Why This Language Matters: A Note on Your Rights
Despite what the form itself says — seven times — there have been documented cases in Florida where insurance companies have told homeowners that they must use the company’s own inspector and cannot hire their own. In some cases the insurer covered the cost; in others the homeowner was required to pay for an inspector they did not choose and had no say in selecting.
This is not a hypothetical concern. In 2023, WLRN News and the Miami Herald published an investigation revealing that Citizens Property Insurance had been ordering hundreds of thousands of additional home inspections using contractors whose field inspectors were not licensed by the State of Florida. These inspections — referred to internally as “General Condition” inspections — were being performed by companies contracted by Citizens at rates as low as $32 per property. Homeowners reported that the resulting reports were filled with factual errors: a dirty fence listed as “rotted,” cat hair on crown molding described as “mold,” a neighbor’s tree photographed at a deceptive angle to make it appear to be overhanging the homeowner’s roof. In multiple cases, these error-filled reports led to policy cancellations or dramatic premium increases that were only reversed after the homeowner spent hours — in one case over 100 phone calls and emails — fighting the inaccuracies.
Citizens acknowledged to WLRN that the field inspectors used in the program were not licensed by the State of Florida.
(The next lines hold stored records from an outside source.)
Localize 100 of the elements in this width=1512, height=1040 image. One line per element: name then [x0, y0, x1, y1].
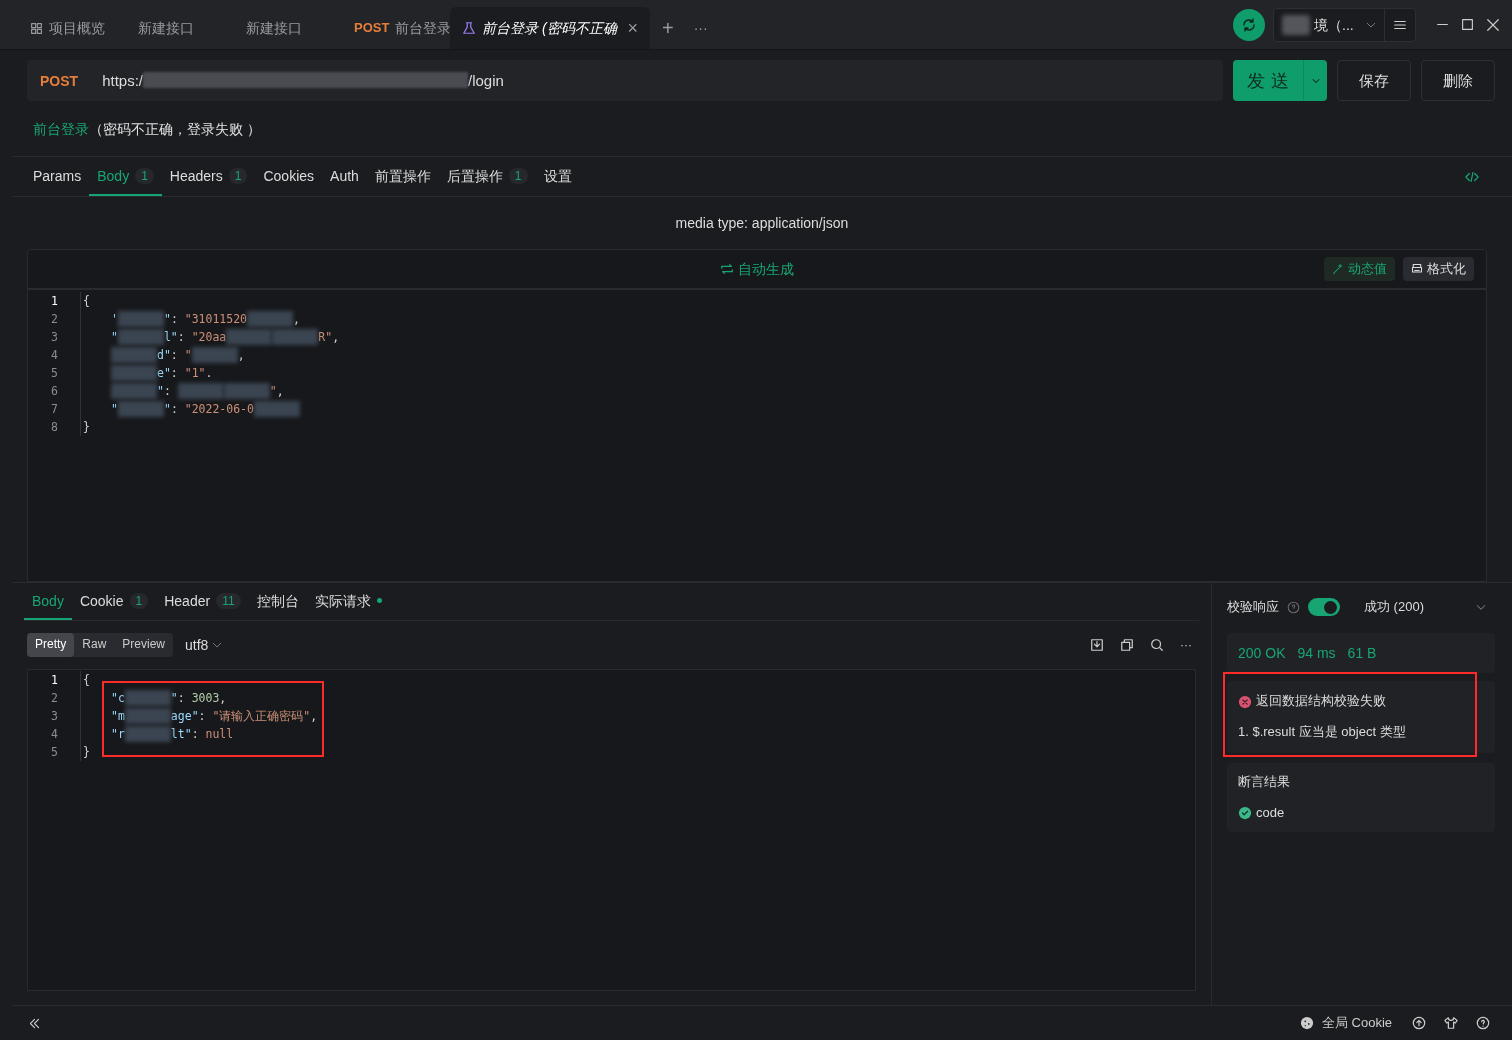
code-token: 3003: [191, 690, 220, 707]
line-number: 6: [50, 383, 58, 400]
code-token: ,: [237, 347, 245, 364]
redacted-block: [124, 726, 171, 742]
toggle-switch[interactable]: [1308, 598, 1340, 616]
delete-button[interactable]: 删除: [1421, 60, 1495, 101]
grid-icon: [30, 21, 43, 35]
code-token: :: [170, 311, 179, 328]
chevron-icon[interactable]: [212, 640, 223, 650]
tab[interactable]: Params: [25, 157, 90, 196]
global-cookie-button[interactable]: 全局 Cookie: [1299, 1013, 1392, 1033]
tab[interactable]: POST 前台登录: [342, 7, 450, 49]
code-token: "c: [111, 690, 125, 707]
redacted-block: [117, 311, 164, 327]
code-token: ": [184, 347, 192, 364]
flask-icon: [462, 21, 476, 35]
code-token: .: [205, 365, 213, 382]
code-token: R": [318, 329, 333, 346]
encoding-select[interactable]: utf8: [185, 635, 223, 655]
download-icon[interactable]: [1090, 638, 1104, 652]
tab[interactable]: Body 1: [89, 157, 162, 196]
error-icon: [1238, 694, 1252, 709]
help-icon: [1287, 600, 1300, 614]
code-token: ": [269, 383, 277, 400]
close-button[interactable]: ×: [627, 14, 638, 42]
more-button[interactable]: ···: [685, 7, 716, 49]
redacted-block: [111, 365, 157, 381]
redacted-block: [223, 383, 270, 399]
response-time: 94 ms: [1297, 644, 1336, 663]
tab[interactable]: Auth: [322, 157, 367, 196]
tab[interactable]: Headers 1: [161, 157, 256, 196]
code-token: "2022-06-0: [184, 401, 254, 418]
code-token: ,: [293, 311, 300, 328]
redacted-block: [191, 347, 238, 363]
add-tab-button[interactable]: +: [650, 7, 686, 49]
help-icon[interactable]: [1476, 1016, 1490, 1030]
format-button[interactable]: 格式化: [1403, 257, 1474, 281]
redacted-block: [117, 329, 164, 345]
redacted-block: [124, 708, 171, 724]
code-token: "m: [111, 708, 125, 725]
cookie-icon: [1299, 1016, 1314, 1030]
tab[interactable]: Body: [24, 583, 72, 620]
error-message: 1. $.result 应当是 object 类型: [1238, 723, 1407, 741]
redacted-block: [226, 329, 273, 345]
code-token: ,: [332, 329, 340, 346]
line-number: 2: [50, 690, 58, 707]
dynamic-value-button[interactable]: 动态值: [1324, 257, 1395, 281]
more-button[interactable]: ···: [1180, 638, 1192, 652]
code-token: "r: [111, 726, 125, 743]
tab[interactable]: Cookies: [255, 157, 323, 196]
tab[interactable]: 新建接口: [126, 7, 234, 49]
line-number: 1: [50, 293, 58, 310]
view-mode-tab[interactable]: Raw: [74, 633, 115, 657]
media-type-label: media type: application/json: [674, 214, 850, 233]
error-title: 返回数据结构校验失败: [1256, 692, 1386, 711]
copy-icon[interactable]: [1120, 638, 1134, 652]
code-token: ": [170, 690, 178, 707]
tab[interactable]: Header 11: [156, 583, 249, 620]
code-token: :: [177, 690, 186, 707]
code-token: ": [111, 329, 118, 346]
code-token: :: [163, 383, 172, 400]
tab[interactable]: 后置操作 1: [438, 157, 536, 196]
save-button[interactable]: 保存: [1337, 60, 1411, 101]
view-mode-tab[interactable]: Pretty: [27, 633, 75, 657]
line-number: 3: [50, 708, 58, 725]
code-token: :: [191, 726, 200, 743]
code-token: :: [170, 401, 179, 418]
validation-label: 校验响应: [1227, 597, 1279, 616]
url-field[interactable]: POST https:/ /login: [27, 60, 1223, 101]
code-token: :: [198, 708, 207, 725]
upload-icon[interactable]: [1412, 1016, 1426, 1030]
redacted-block: [272, 329, 319, 345]
code-token: }: [83, 744, 90, 761]
search-icon[interactable]: [1150, 638, 1164, 652]
tab[interactable]: 设置: [535, 157, 580, 196]
tab[interactable]: 实际请求: [306, 583, 390, 620]
line-number: 7: [50, 401, 58, 418]
tab[interactable]: 控制台: [248, 583, 307, 620]
sync-icon[interactable]: [1233, 8, 1265, 41]
maximize-icon[interactable]: [1461, 18, 1474, 31]
code-token: "20aa: [191, 329, 227, 346]
code-token: ,: [310, 708, 318, 725]
magic-wand-icon: [1332, 263, 1344, 275]
tab[interactable]: 新建接口: [234, 7, 342, 49]
code-icon[interactable]: [1465, 169, 1479, 184]
assertions-title: 断言结果: [1238, 773, 1291, 791]
view-mode-tab[interactable]: Preview: [114, 633, 174, 657]
auto-generate-button[interactable]: 自动生成: [720, 259, 794, 279]
tab[interactable]: Cookie 1: [71, 583, 157, 620]
api-link[interactable]: 前台登录: [33, 118, 89, 139]
response-select[interactable]: 成功 (200): [1364, 597, 1424, 617]
code-token: lt": [170, 726, 192, 743]
tab[interactable]: 项目概览: [18, 7, 126, 49]
line-number: 5: [50, 744, 58, 761]
tab[interactable]: 前置操作: [366, 157, 439, 196]
shirt-icon[interactable]: [1444, 1016, 1458, 1030]
collapse-icon[interactable]: [28, 1016, 41, 1030]
close-icon[interactable]: [1486, 17, 1500, 32]
line-number: 4: [50, 347, 58, 364]
tab[interactable]: 前台登录 (密码不正确 ×: [450, 7, 650, 49]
The Insurance Information Institute, an industry-funded trade organization, called the practice “alarming” and stated that property insurers typically use licensed inspectors who provide objective analysis, and that companies not following that standard was “very troubling.” Citizens maintained that while unlicensed field inspectors gathered the data, all decisions were reviewed by licensed inspectors and underwriters. The company did not appear to be violating any existing regulation, but it was not following what the industry itself considers best practice — or what its own form requires.
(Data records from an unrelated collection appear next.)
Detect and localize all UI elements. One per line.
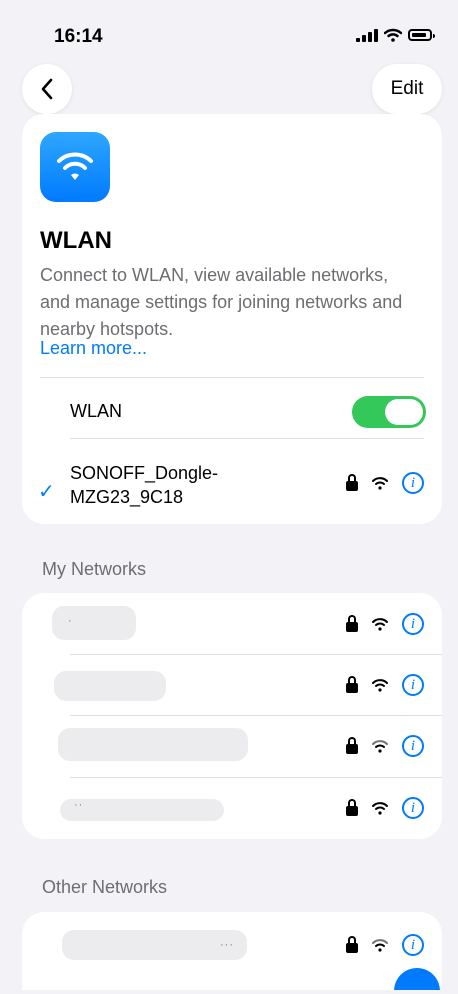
lock-icon: [346, 737, 358, 754]
network-row[interactable]: i: [22, 715, 442, 776]
wifi-icon: [372, 802, 388, 815]
my-networks-header: My Networks: [42, 559, 147, 579]
network-name-placeholder: [54, 671, 166, 701]
status-bar: 16:14: [4, 4, 454, 64]
wlan-app-icon: [40, 132, 110, 202]
info-icon[interactable]: i: [402, 797, 424, 819]
lock-icon: [346, 474, 358, 491]
wlan-card: WLAN Connect to WLAN, view available net…: [22, 114, 442, 524]
lock-icon: [346, 936, 358, 953]
network-icons: i: [346, 797, 424, 819]
status-wifi-icon: [384, 28, 402, 42]
lock-icon: [346, 799, 358, 816]
network-icons: i: [346, 613, 424, 635]
wlan-title: WLAN: [40, 227, 112, 254]
wlan-toggle-label: WLAN: [70, 401, 123, 421]
network-icons: i: [346, 735, 424, 757]
wifi-icon: [372, 939, 388, 952]
network-row[interactable]: i: [22, 654, 442, 715]
network-row[interactable]: ·· i: [22, 777, 442, 838]
wifi-icon: [57, 152, 93, 180]
status-time: 16:14: [54, 26, 103, 47]
info-icon[interactable]: i: [402, 735, 424, 757]
checkmark-icon: ✓: [38, 481, 55, 503]
network-name-dots: ·: [68, 615, 73, 627]
lock-icon: [346, 615, 358, 632]
wlan-description: Connect to WLAN, view available networks…: [40, 265, 403, 339]
network-row[interactable]: · i: [22, 593, 442, 654]
wifi-icon: [372, 477, 388, 490]
other-networks-list: ··· i: [22, 912, 442, 990]
network-name-placeholder: [58, 728, 248, 761]
network-icons: i: [346, 674, 424, 696]
other-networks-header: Other Networks: [42, 877, 168, 897]
wifi-icon: [372, 618, 388, 631]
network-name-dots: ···: [220, 939, 234, 951]
edit-button[interactable]: Edit: [372, 64, 442, 114]
connected-network-icons: i: [346, 472, 424, 494]
wlan-toggle[interactable]: [352, 396, 426, 428]
learn-more-link[interactable]: Learn more...: [40, 338, 147, 359]
divider: [40, 377, 424, 378]
status-icons: [356, 28, 435, 42]
battery-icon: [408, 29, 435, 41]
cellular-signal-icon: [356, 28, 378, 42]
network-name-placeholder: [52, 606, 136, 640]
info-icon[interactable]: i: [402, 674, 424, 696]
chevron-left-icon: [41, 78, 52, 100]
wifi-icon: [372, 679, 388, 692]
network-icons: i: [346, 934, 424, 956]
my-networks-list: · i i i ·· i: [22, 593, 442, 839]
lock-icon: [346, 676, 358, 693]
connected-network-name: SONOFF_Dongle- MZG23_9C18: [70, 463, 219, 507]
divider: [70, 438, 424, 439]
info-icon[interactable]: i: [402, 613, 424, 635]
network-row[interactable]: ··· i: [22, 912, 442, 973]
network-name-placeholder: [60, 799, 224, 821]
info-icon[interactable]: i: [402, 472, 424, 494]
settings-screen: 16:14 Edit WLAN Connect to WLAN, view av…: [4, 4, 454, 990]
info-icon[interactable]: i: [402, 934, 424, 956]
network-name-dots: ··: [74, 799, 84, 811]
back-button[interactable]: [22, 64, 72, 114]
wifi-icon: [372, 740, 388, 753]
The conflict of interest in this arrangement is difficult to ignore. When the entity deciding whether to insure your home is also the entity controlling the inspection — employing the inspector (often times unlicensed, untrained and unqualified) , and receiving the report — the independence that the form’s own language envisions is gone. The form says “professional of your choice.” An insurance company overriding that choice and substituting its own inspector, particularly an unlicensed one, undermines the integrity of the process that the form itself establishes seven times over.
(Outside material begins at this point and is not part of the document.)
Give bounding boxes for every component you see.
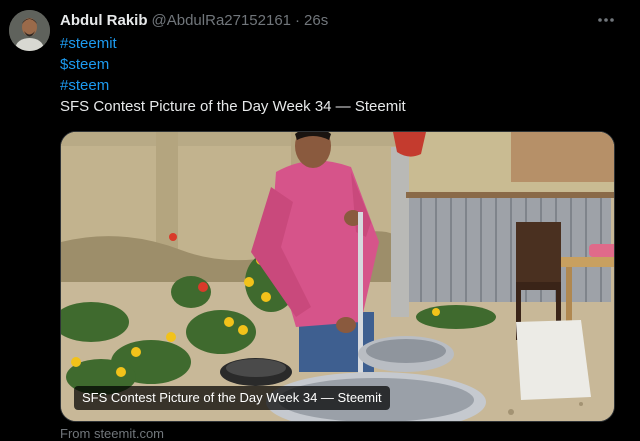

If you are ever told by an insurance company that you must use their inspector and cannot hire your own licensed professional to complete your 4-point inspection, that is a red flag. You have the right to ask questions, push back, and — if necessary — contact the Florida Department of Financial Services, the Florida Office of Insurance Regulation, or consult with an attorney who handles insurance disputes. The form was written with the expectation that you would choose your own inspector. That language is there for a reason — and the authors of the form thought it was important enough to say it seven times.